Avusturya`da İşçi ve emekçilerin örgütlü mevzilerini güçlendirme, iş yeri ve sendikal mücadele örgütlenmelerini daha ileri ve güçlü bir noktada örgütleme noktasında önemli bir süreç içerisinde bulunmaktayız. Avusturya burjuvazisinin yönetim dümenine ırkçı ve sağcı ÖVP-FPÖ koalisyonunun geçmesiyle birlikte Avusturya İşçi sınıfının ve emekçilerinin can bedeli mücadelelerle kazanılmış ekonomik, demokratik ve siyasal hakları adeta biçilerek yok edilmektedir. Zengin ile yoksul arasındaki makas gittikçe açılmakta, emek ile sermaye arasındaki çelişki derinleşerek devam etmekte. 1 Eylül 2018 tarihinde 12 Saat günlük çalışma yasasını meclisten geçirerek yürürlüğe sokan egemenler sağlık, eğitim, işsizlik ücreti gibi bir çok alanda ciddi kısıtlamalarla da işçi ve emekçi kesimleri yoksulluğa itmektedirler. Buna karşın ise Avusturya´da işçi ve emekçilerin sendikal örgütlenmeleri sınıf işbirlikçi sarı sendikaların yönetimiyle izole edilmiş, farklı iş alanlarının toplu sözleşme görüşmelerinde kendisini dışa vuran kirli pazarlıklarla işçi ve emekçilere yoksulluğu dayatan politikalara ise bu baylar ortak olmuştur. Yine buna karşın ise işçi sınıfının devrimci demokratik sendikal örgütlenmelerini yaratma noktasında ise Avusturya işçi sınıfının dağınık ve kendiliğinden güçleri son 25 yıllık bir süreç içerisinde nicel ve nitel olarak bir gelişim kaydedememiştir. Bu durum esas olarak geçerliliğini korusada son aylarda yaklaşık 100.000 üzerinde bir emekçi kitle Viyana`da gerçekleşen yürüyüşle 12 Saat çalışma yasasını protesto etmiş, sosyal sigortalar kurumunun özelleştirilmesi adımlarına karşın yine binlerce emekçi sokağa dökülmüştür. Henüz örgütlü mücadeleyle bağları zayıf olan, ancak sisteme karşı öfkesi büyümeye başlayan büyük bir emekçi kesimin öfkesinin mayalandığını görmekteyiz.

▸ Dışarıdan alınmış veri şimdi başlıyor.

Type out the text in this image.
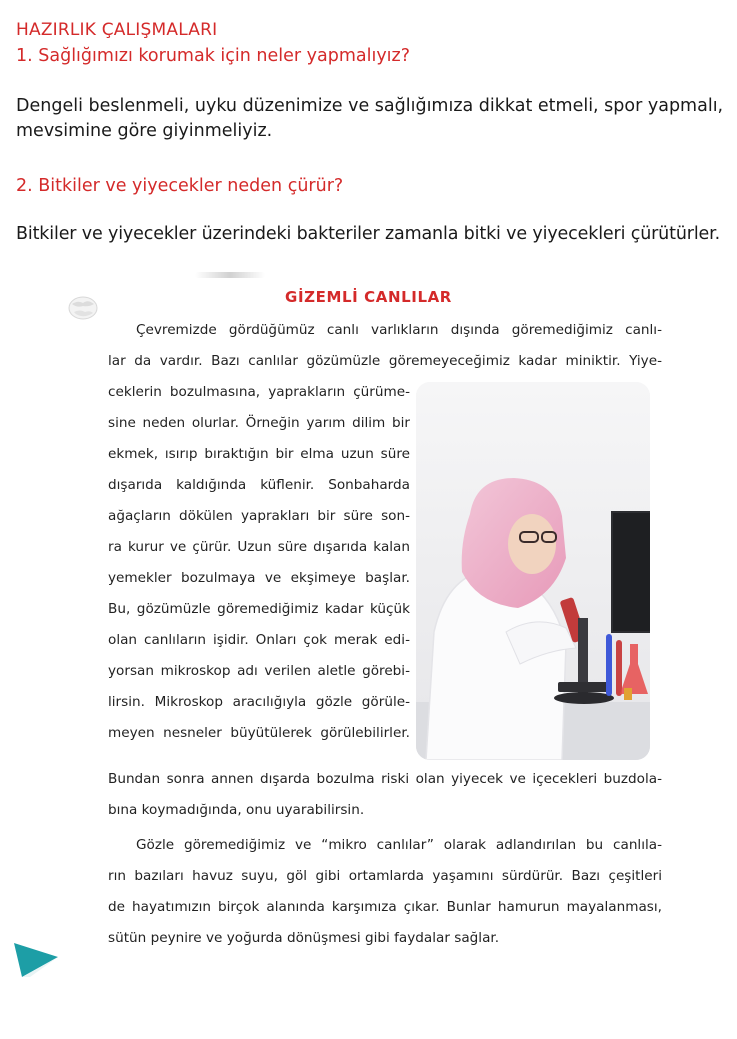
HAZIRLIK ÇALIŞMALARI
1. Sağlığımızı korumak için neler yapmalıyız?
Dengeli beslenmeli, uyku düzenimize ve sağlığımıza dikkat etmeli, spor yapmalı, mevsimine göre giyinmeliyiz.
2. Bitkiler ve yiyecekler neden çürür?
Bitkiler ve yiyecekler üzerindeki bakteriler zamanla bitki ve yiyecekleri çürütürler.
GİZEMLİ CANLILAR
Çevremizde gördüğümüz canlı varlıkların dışında göremediğimiz canlı-
lar da vardır. Bazı canlılar gözümüzle göremeyeceğimiz kadar miniktir. Yiye-
ceklerin bozulmasına, yaprakların çürüme-
sine neden olurlar. Örneğin yarım dilim bir
ekmek, ısırıp bıraktığın bir elma uzun süre
dışarıda kaldığında küflenir. Sonbaharda
ağaçların dökülen yaprakları bir süre son-
ra kurur ve çürür. Uzun süre dışarıda kalan
yemekler bozulmaya ve ekşimeye başlar.
Bu, gözümüzle göremediğimiz kadar küçük
olan canlıların işidir. Onları çok merak edi-
yorsan mikroskop adı verilen aletle görebi-
lirsin. Mikroskop aracılığıyla gözle görüle-
meyen nesneler büyütülerek görülebilirler.
Bundan sonra annen dışarda bozulma riski olan yiyecek ve içecekleri buzdola-
bına koymadığında, onu uyarabilirsin.
Gözle göremediğimiz ve “mikro canlılar” olarak adlandırılan bu canlıla-
rın bazıları havuz suyu, göl gibi ortamlarda yaşamını sürdürür. Bazı çeşitleri
de hayatımızın birçok alanında karşımıza çıkar. Bunlar hamurun mayalanması,
sütün peynire ve yoğurda dönüşmesi gibi faydalar sağlar.
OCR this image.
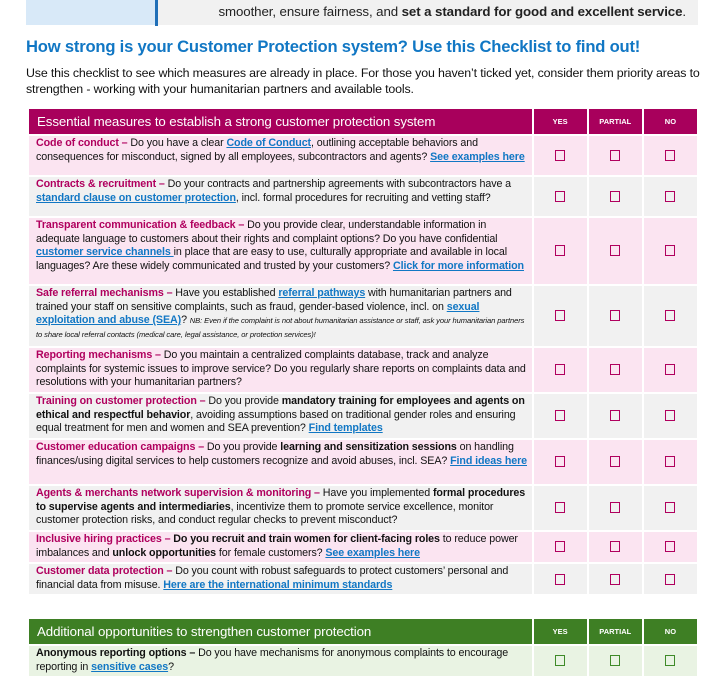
smoother, ensure fairness, and set a standard for good and excellent service.
How strong is your Customer Protection system? Use this Checklist to find out!

Use this checklist to see which measures are already in place. For those you haven’t ticked yet, consider them priority areas to strengthen - working with your humanitarian partners and available tools.

Essential measures to establish a strong customer protection system	YES	PARTIAL	NO
Code of conduct – Do you have a clear Code of Conduct, outlining acceptable behaviors and consequences for misconduct, signed by all employees, subcontractors and agents? See examples here			
Contracts & recruitment – Do your contracts and partnership agreements with subcontractors have a standard clause on customer protection, incl. formal procedures for recruiting and vetting staff?			
Transparent communication & feedback – Do you provide clear, understandable information in adequate language to customers about their rights and complaint options? Do you have confidential customer service channels in place that are easy to use, culturally appropriate and available in local languages? Are these widely communicated and trusted by your customers? Click for more information			
Safe referral mechanisms – Have you established referral pathways with humanitarian partners and trained your staff on sensitive complaints, such as fraud, gender-based violence, incl. on sexual exploitation and abuse (SEA)? NB: Even if the complaint is not about humanitarian assistance or staff, ask your humanitarian partners to share local referral contacts (medical care, legal assistance, or protection services)!			
Reporting mechanisms – Do you maintain a centralized complaints database, track and analyze complaints for systemic issues to improve service? Do you regularly share reports on complaints data and resolutions with your humanitarian partners?			
Training on customer protection – Do you provide mandatory training for employees and agents on ethical and respectful behavior, avoiding assumptions based on traditional gender roles and ensuring equal treatment for men and women and SEA prevention? Find templates			
Customer education campaigns – Do you provide learning and sensitization sessions on handling finances/using digital services to help customers recognize and avoid abuses, incl. SEA? Find ideas here			
Agents & merchants network supervision & monitoring – Have you implemented formal procedures to supervise agents and intermediaries, incentivize them to promote service excellence, monitor customer protection risks, and conduct regular checks to prevent misconduct?			
Inclusive hiring practices – Do you recruit and train women for client-facing roles to reduce power imbalances and unlock opportunities for female customers? See examples here			
Customer data protection – Do you count with robust safeguards to protect customers’ personal and financial data from misuse. Here are the international minimum standards			
Additional opportunities to strengthen customer protection	YES	PARTIAL	NO
Anonymous reporting options – Do you have mechanisms for anonymous complaints to encourage reporting in sensitive cases?			
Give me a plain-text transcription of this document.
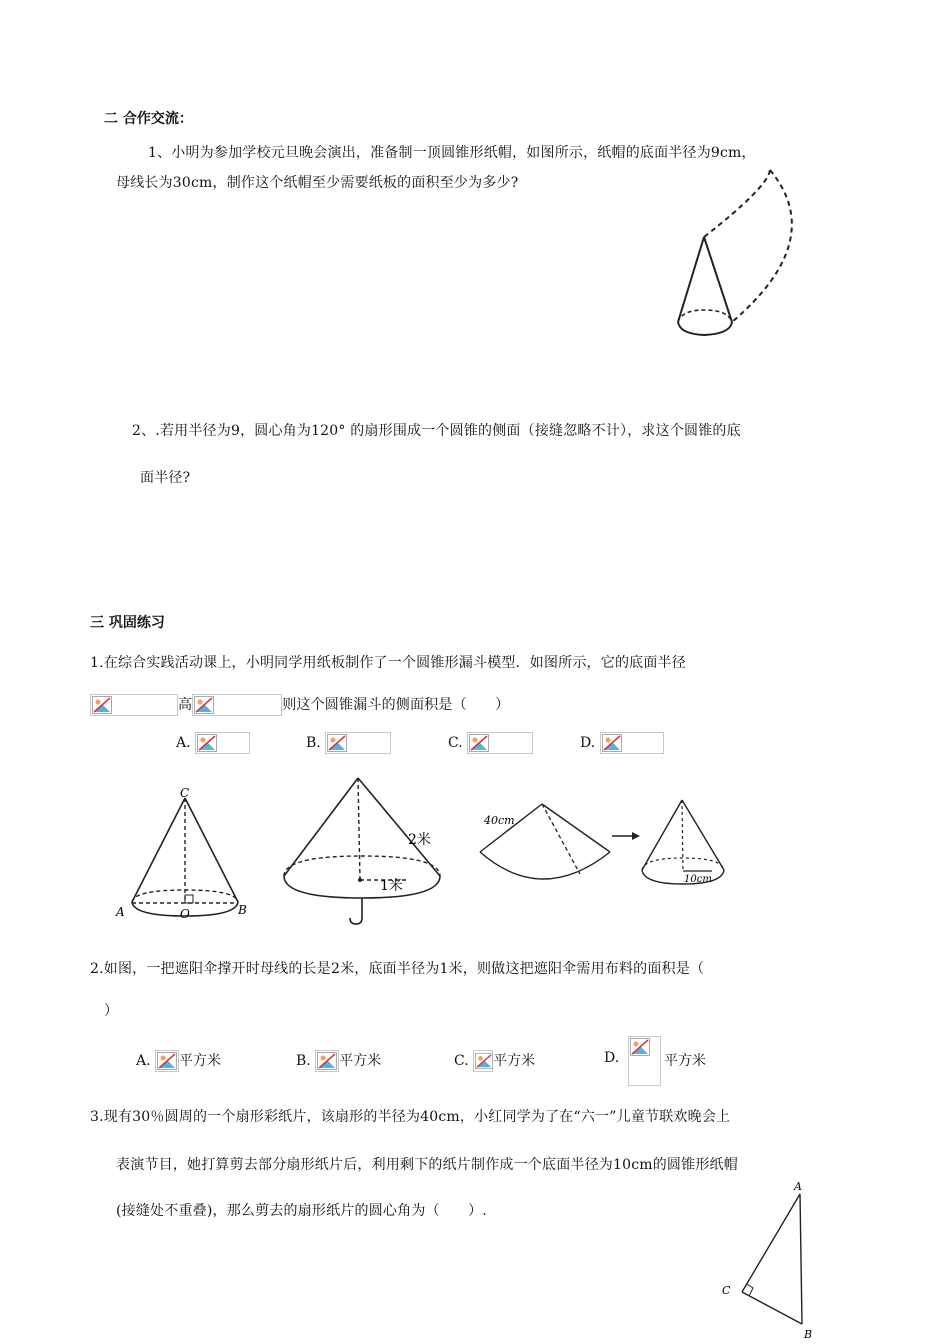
二 合作交流：
1、小明为参加学校元旦晚会演出，准备制一顶圆锥形纸帽，如图所示，纸帽的底面半径为9cm，
母线长为30cm，制作这个纸帽至少需要纸板的面积至少为多少?
2、.若用半径为9，圆心角为120° 的扇形围成一个圆锥的侧面（接缝忽略不计），求这个圆锥的底
面半径?
三 巩固练习
1.在综合实践活动课上，小明同学用纸板制作了一个圆锥形漏斗模型．如图所示，它的底面半径
高	则这个圆锥漏斗的侧面积是（　　）
A.	B.	C.	D.
C
A	O	B
2米
1米
40cm
10cm
2.如图，一把遮阳伞撑开时母线的长是2米，底面半径为1米，则做这把遮阳伞需用布料的面积是（
）
A. 平方米	B. 平方米	C. 平方米	D.	平方米
3.现有30％圆周的一个扇形彩纸片，该扇形的半径为40cm，小红同学为了在“六一”儿童节联欢晚会上
表演节目，她打算剪去部分扇形纸片后，利用剩下的纸片制作成一个底面半径为10cm的圆锥形纸帽
(接缝处不重叠)，那么剪去的扇形纸片的圆心角为（　　）.
A
C
B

Son olarak ise Viyana`da hükümeti protesto temelinde başlayan perşembe yürüyüşlerine sürekli olarak 5 ile 10 bin civarında insanın katılması bu öfkenin daha fazla sokağa çıkarak mücadeleyle temas etmesini sağlayan faktör olmuştur.
İşçi ve emekçi kesimlerin daha fazla sokağa çıkmaya başladığı bu dönemde iş saatlerinin kısaltılması mücadelesi başta olmak üzere, eşit ise eşit ücret talebi, yarım asırdır ücretlerin hiçbir şekilde yerinden oynamamış olmasına oluşan tepkilerle emekçiler sokaklara çıkabilmektedir. Buna karşın ise Avusturya burjuvazisi işçi sınıfının enternasyonal karakterini ırkçı ve ayrımcı politikalarla parçalamak için ırkçı ve söven politikaları emekçilere yoğun bir manipülasyonla pompalamaktadır. Avrupa`da ırkçılığın ve ırkçı popülist hareketin gittikçe güçlenmesine rağmen işçi ve emekçi kesimlerin reaksiyon göstermesinin işçi sınıfının enternasyonal mücadelesi bakımından çok daha büyük önem arz etmektedir. Ezilen kitlelerin daha fazla sokağa çıkması için mücadeleyi göçmen ve yerli emekçiler olarak birlikte sürdürmek, sınıfın örgütlü mevzilerini güçlendirmek için mücadeleyi ileriyi taşımalı, kitlelere isyan etmenin, öfkeyi sokağa ve örgütlü mücadeleye taşımanın meşru ve gerekli olduğunu anlatmalıyız. Yukarı Avusturya işçi odalarının yaptığı bir araştırmaya göre çalışanların %46`lik bir kesimi aldığı ücretle geçinememekte. Özellikle gastronomi alanında çalışanlar açısından bu sayı %74, temizlik alanında ise %75, kuaförlerde ise bu sayı %79`dur. İşçi sınıfının en yoksul kesiminin olduğu bu branşlarda ezici çoğunluk olarak Yardımcı İşçiler, Kadınlar, Göçmenler ve Gençler çalışmaktadır.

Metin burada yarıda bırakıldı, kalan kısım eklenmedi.